Namun, kenyataan ini berbanding terbalik dengan fasilitas kesehatan yang disediakan pemerintah. Kendati sudah memiliki rumah sakit tipe B, Maya sadar pemkab harus lebih proaktif. Harus menjemput bola.
”Karena ada kesenjangan pelayanan kesehatan di pemda,” katanya.
Dikatakan, pemkab tak bisa terus bergantung pada rumah sakit swasta. Seharusnya pemkab juga bisa menyediakan fasilitas kesehatan yang baik untuk masyarakat. Caranya dengan menyediakan rumah sakit tipe D di Kecamatan Bambanglipuro.
“Layanan di tingkat bawah harus diperkuat. Mulai dari puskesmas. Kalau pemerintah mampu, mengapa tidak,” jelasnya.
Pemilihan letak rumah sakit tipe D di Bantul selatan bukan tanpa alasan. Ini sebagai jawaban pemkab menyambut rencana gubernur DIJ untuk mengembangkan pariwisata di wilayah selatan.
Alasan lain didasari karena potensi untuk membangun rumah sakit tipe D di wilayah tersebut terbilang menguntungkan bagi Pemkab Bantul. Karena tidak banyak rumah sakit tipe D ada di wilayah Bantul selatan.
“Cuma ada dua rumah sakit tipe D,” katanya.
Kendati begitu, Maya belum menyebut secara pasti kapan pembangunan rumah sakit akan direalisasikan. Padahal rencana awal akan di resmikan akhir tahun ini. Menurutnya, keterlambatan diakibatkan oleh banyaknya kendala yang terjadi di luar kewenangan Dinkes Bantul.
“Pemda masih harus mempersiapkan segala hal yang diperlukan.
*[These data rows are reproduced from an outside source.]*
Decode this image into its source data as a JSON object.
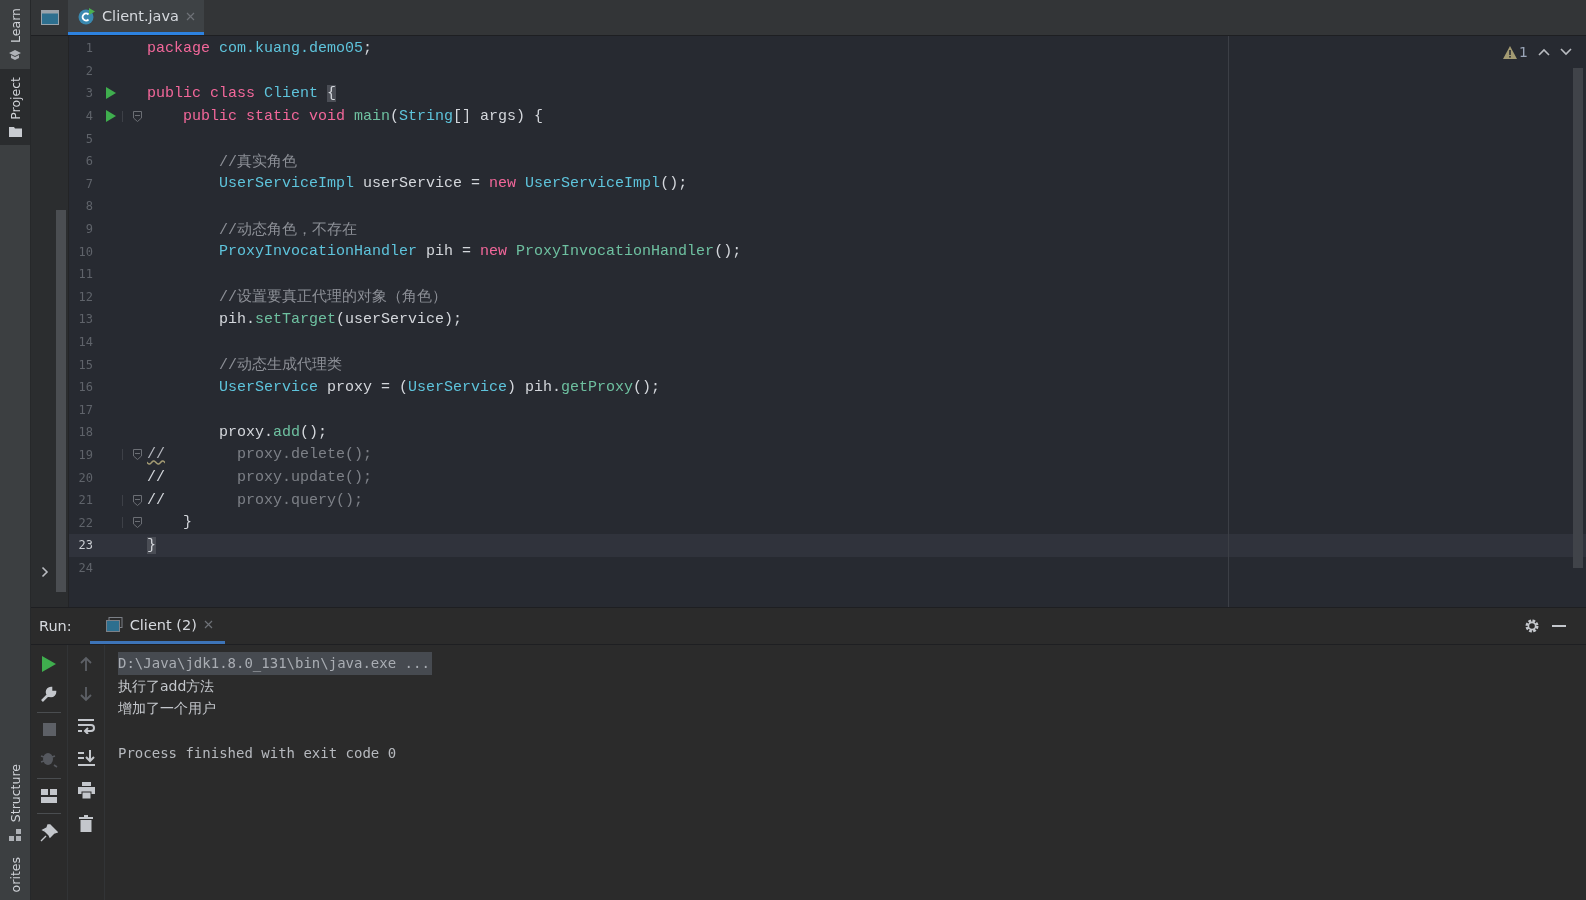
{
  "tool_strip": {
    "top": [
      "Learn",
      "Project"
    ],
    "bottom": [
      "Structure",
      "orites"
    ]
  },
  "editor_tabs": [
    {
      "label": "Client.java",
      "selected": true
    }
  ],
  "inspection": {
    "warnings": "1"
  },
  "code_lines": [
    {
      "number": "1",
      "run_marker": false,
      "fold": false,
      "current": false,
      "tokens": [
        {
          "text": "package ",
          "kind": "keyword"
        },
        {
          "text": "com.kuang.demo05",
          "kind": "type"
        },
        {
          "text": ";",
          "kind": "plain"
        }
      ]
    },
    {
      "number": "2",
      "run_marker": false,
      "fold": false,
      "current": false
    },
    {
      "number": "3",
      "run_marker": true,
      "fold": false,
      "current": false,
      "tokens": [
        {
          "text": "public class ",
          "kind": "keyword"
        },
        {
          "text": "Client ",
          "kind": "type"
        },
        {
          "text": "{",
          "kind": "brace"
        }
      ]
    },
    {
      "number": "4",
      "run_marker": true,
      "fold": true,
      "current": false,
      "tokens": [
        {
          "text": "    public static void ",
          "kind": "keyword"
        },
        {
          "text": "main",
          "kind": "method"
        },
        {
          "text": "(",
          "kind": "plain"
        },
        {
          "text": "String",
          "kind": "type"
        },
        {
          "text": "[] args) {",
          "kind": "plain"
        }
      ]
    },
    {
      "number": "5",
      "run_marker": false,
      "fold": false,
      "current": false
    },
    {
      "number": "6",
      "run_marker": false,
      "fold": false,
      "current": false,
      "tokens": [
        {
          "text": "        //真实角色",
          "kind": "comment"
        }
      ]
    },
    {
      "number": "7",
      "run_marker": false,
      "fold": false,
      "current": false,
      "tokens": [
        {
          "text": "        UserServiceImpl",
          "kind": "type"
        },
        {
          "text": " userService = ",
          "kind": "plain"
        },
        {
          "text": "new ",
          "kind": "keyword"
        },
        {
          "text": "UserServiceImpl",
          "kind": "type"
        },
        {
          "text": "();",
          "kind": "plain"
        }
      ]
    },
    {
      "number": "8",
      "run_marker": false,
      "fold": false,
      "current": false
    },
    {
      "number": "9",
      "run_marker": false,
      "fold": false,
      "current": false,
      "tokens": [
        {
          "text": "        //动态角色，不存在",
          "kind": "comment"
        }
      ]
    },
    {
      "number": "10",
      "run_marker": false,
      "fold": false,
      "current": false,
      "tokens": [
        {
          "text": "        ProxyInvocationHandler",
          "kind": "type"
        },
        {
          "text": " pih = ",
          "kind": "plain"
        },
        {
          "text": "new ",
          "kind": "keyword"
        },
        {
          "text": "ProxyInvocationHandler",
          "kind": "method"
        },
        {
          "text": "();",
          "kind": "plain"
        }
      ]
    },
    {
      "number": "11",
      "run_marker": false,
      "fold": false,
      "current": false
    },
    {
      "number": "12",
      "run_marker": false,
      "fold": false,
      "current": false,
      "tokens": [
        {
          "text": "        //设置要真正代理的对象（角色）",
          "kind": "comment"
        }
      ]
    },
    {
      "number": "13",
      "run_marker": false,
      "fold": false,
      "current": false,
      "tokens": [
        {
          "text": "        pih.",
          "kind": "plain"
        },
        {
          "text": "setTarget",
          "kind": "method"
        },
        {
          "text": "(userService);",
          "kind": "plain"
        }
      ]
    },
    {
      "number": "14",
      "run_marker": false,
      "fold": false,
      "current": false
    },
    {
      "number": "15",
      "run_marker": false,
      "fold": false,
      "current": false,
      "tokens": [
        {
          "text": "        //动态生成代理类",
          "kind": "comment"
        }
      ]
    },
    {
      "number": "16",
      "run_marker": false,
      "fold": false,
      "current": false,
      "tokens": [
        {
          "text": "        UserService",
          "kind": "type"
        },
        {
          "text": " proxy = (",
          "kind": "plain"
        },
        {
          "text": "UserService",
          "kind": "type"
        },
        {
          "text": ") pih.",
          "kind": "plain"
        },
        {
          "text": "getProxy",
          "kind": "method"
        },
        {
          "text": "();",
          "kind": "plain"
        }
      ]
    },
    {
      "number": "17",
      "run_marker": false,
      "fold": false,
      "current": false
    },
    {
      "number": "18",
      "run_marker": false,
      "fold": false,
      "current": false,
      "tokens": [
        {
          "text": "        proxy.",
          "kind": "plain"
        },
        {
          "text": "add",
          "kind": "method"
        },
        {
          "text": "();",
          "kind": "plain"
        }
      ]
    },
    {
      "number": "19",
      "run_marker": false,
      "fold": true,
      "current": false,
      "tokens": [
        {
          "text": "//",
          "kind": "warning"
        },
        {
          "text": "        proxy.delete();",
          "kind": "disabled"
        }
      ]
    },
    {
      "number": "20",
      "run_marker": false,
      "fold": false,
      "current": false,
      "tokens": [
        {
          "text": "//",
          "kind": "plain"
        },
        {
          "text": "        proxy.update();",
          "kind": "disabled"
        }
      ]
    },
    {
      "number": "21",
      "run_marker": false,
      "fold": true,
      "current": false,
      "tokens": [
        {
          "text": "//",
          "kind": "plain"
        },
        {
          "text": "        proxy.query();",
          "kind": "disabled"
        }
      ]
    },
    {
      "number": "22",
      "run_marker": false,
      "fold": true,
      "current": false,
      "tokens": [
        {
          "text": "    }",
          "kind": "plain"
        }
      ]
    },
    {
      "number": "23",
      "run_marker": false,
      "fold": false,
      "current": true,
      "tokens": [
        {
          "text": "}",
          "kind": "brace"
        }
      ]
    },
    {
      "number": "24",
      "run_marker": false,
      "fold": false,
      "current": false
    }
  ],
  "run_panel": {
    "label": "Run:",
    "tabs": [
      {
        "label": "Client (2)",
        "selected": true
      }
    ],
    "console": [
      {
        "text": "D:\\Java\\jdk1.8.0_131\\bin\\java.exe ...",
        "kind": "command"
      },
      {
        "text": "执行了add方法",
        "kind": "output"
      },
      {
        "text": "增加了一个用户",
        "kind": "output"
      },
      {
        "text": "Process finished with exit code 0",
        "kind": "exit"
      }
    ]
  }
}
Kendalinya di banyak pihak, jadi memang butuh proses,” tuturnya.
Ketika disinggung soal persyaratan rumah sakit tipe D, Maya menyebutkan RS tipe D tidak wajib punya ICU, selain itu di RS tersebut minimal 2 spesialis dari empat spesialis dasar yang dibutuhkan masyarakat. Yaitu penyakit dalam, anak, obsgyn dan bedah. Ketika pembangunan RS tipe D, harus memilih dua di antaranya.
“Yang sudah siap penyakit dalam dan anak. Karena sudah ada tenaga medis yang tugas belajar. Dalam waktu dekat sudah selesai tugas belajarnya,” jelasnya.
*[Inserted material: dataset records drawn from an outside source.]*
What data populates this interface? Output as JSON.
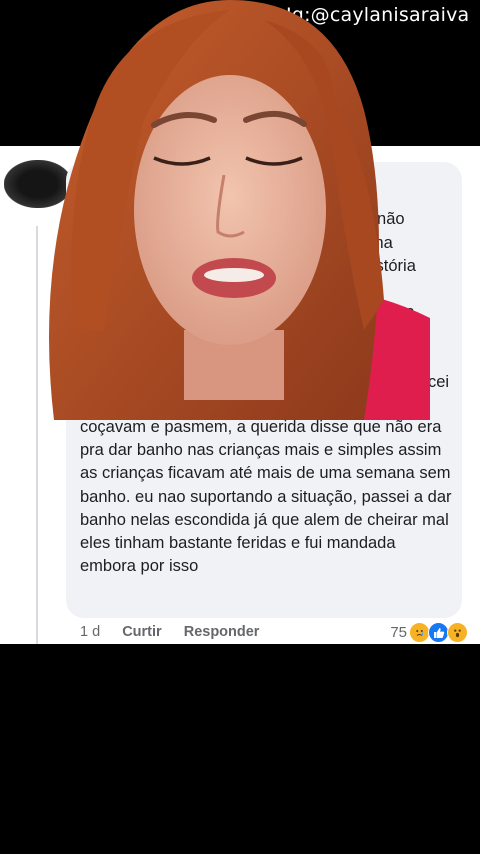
{
  "watermark": "Ig:@caylanisaraiva",
  "comment": {
    "visible_fragments": [
      "ãe que não",
      "bem uma",
      "uma história",
      "a com a",
      "cei"
    ],
    "body": "coçavam e pasmem, a querida disse que não era pra dar banho nas crianças mais e simples assim as crianças ficavam até mais de uma semana sem banho. eu nao suportando a situação, passei a dar banho nelas escondida já que alem de cheirar mal eles tinham bastante feridas e fui mandada embora por isso",
    "time": "1 d",
    "like_label": "Curtir",
    "reply_label": "Responder",
    "reaction_count": "75"
  },
  "colors": {
    "bubble": "#f0f2f5",
    "meta_text": "#65676b",
    "like_blue": "#1877f2",
    "hair": "#b8542a",
    "shirt": "#e01e4e"
  },
  "icons": [
    "sad-reaction-icon",
    "like-reaction-icon",
    "wow-reaction-icon"
  ]
}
Rencana pendirian rumah sakit tipe D di Bantul pada awal berdiri setidaknya ada 30 tempat tidur. Sebagai ganti puskesmas Bambanglipuro, sudah disiapkan satu lokasi di desa Sumbermulyo. Utara puskesmas lama.
Kepala Puskesmas Bambanglipuro Tarsisius Glory mengamini pembangunan RS tipe D di tempatnya. Bahkan pembangunan RS ini sudah disiapkan konsep bangunannya. Pelayanannya juga sedikit demi sedikit disesuaikan dengan pelayanan rumah sakit. Walaupun belum maksimal.
“Perlu proses yang tidak sebentar. Pengembangannya juga harus bertahap,” katanya.
Glory menyebut pembangunan RS tipe D ini setidaknya menghabiskan lebih kurang Rp 15 Miliar. Selanjutnya ketika dibangun, akan dibuka tiga spesialis. Yaitu penyakit dalam, saraf, dan anak.
Disinggung soal perpindahan pegawai RSUD Panembahan Senopati ke RS tipe D, Glory tidak keberatan.
“Kami dengan RSUD sama-sama milik Pemda Bantul. Setidaknya bisa berkolaborasi,” katanya.
Ketua Komisi D DPRD Bantul Paidi betul-betul mendorong percepatan pembangunan RS tipe D di Bantul. Setidaknya per 1 Januari 2019 sudah bisa beroperasi. “Masih banyak kekurangan yang harus dikaji,” katanya.
Terutama kekurangan lahan. Setelah meninjau langsung lokasi pada Selasa (9/10), Paidi menyebut Puskesmas Bambanglipuro baru punya tiga hektar lahan. Sedangkan syarat RS tipe D lima hektar. Ini tentu masih kurang dua hektar lahan untuk perluasan. “Kami terus mendorong Pemda agar segera teken pembelian tanah yang kurang. Agar realisasi segera terlaksana,” tegasnya.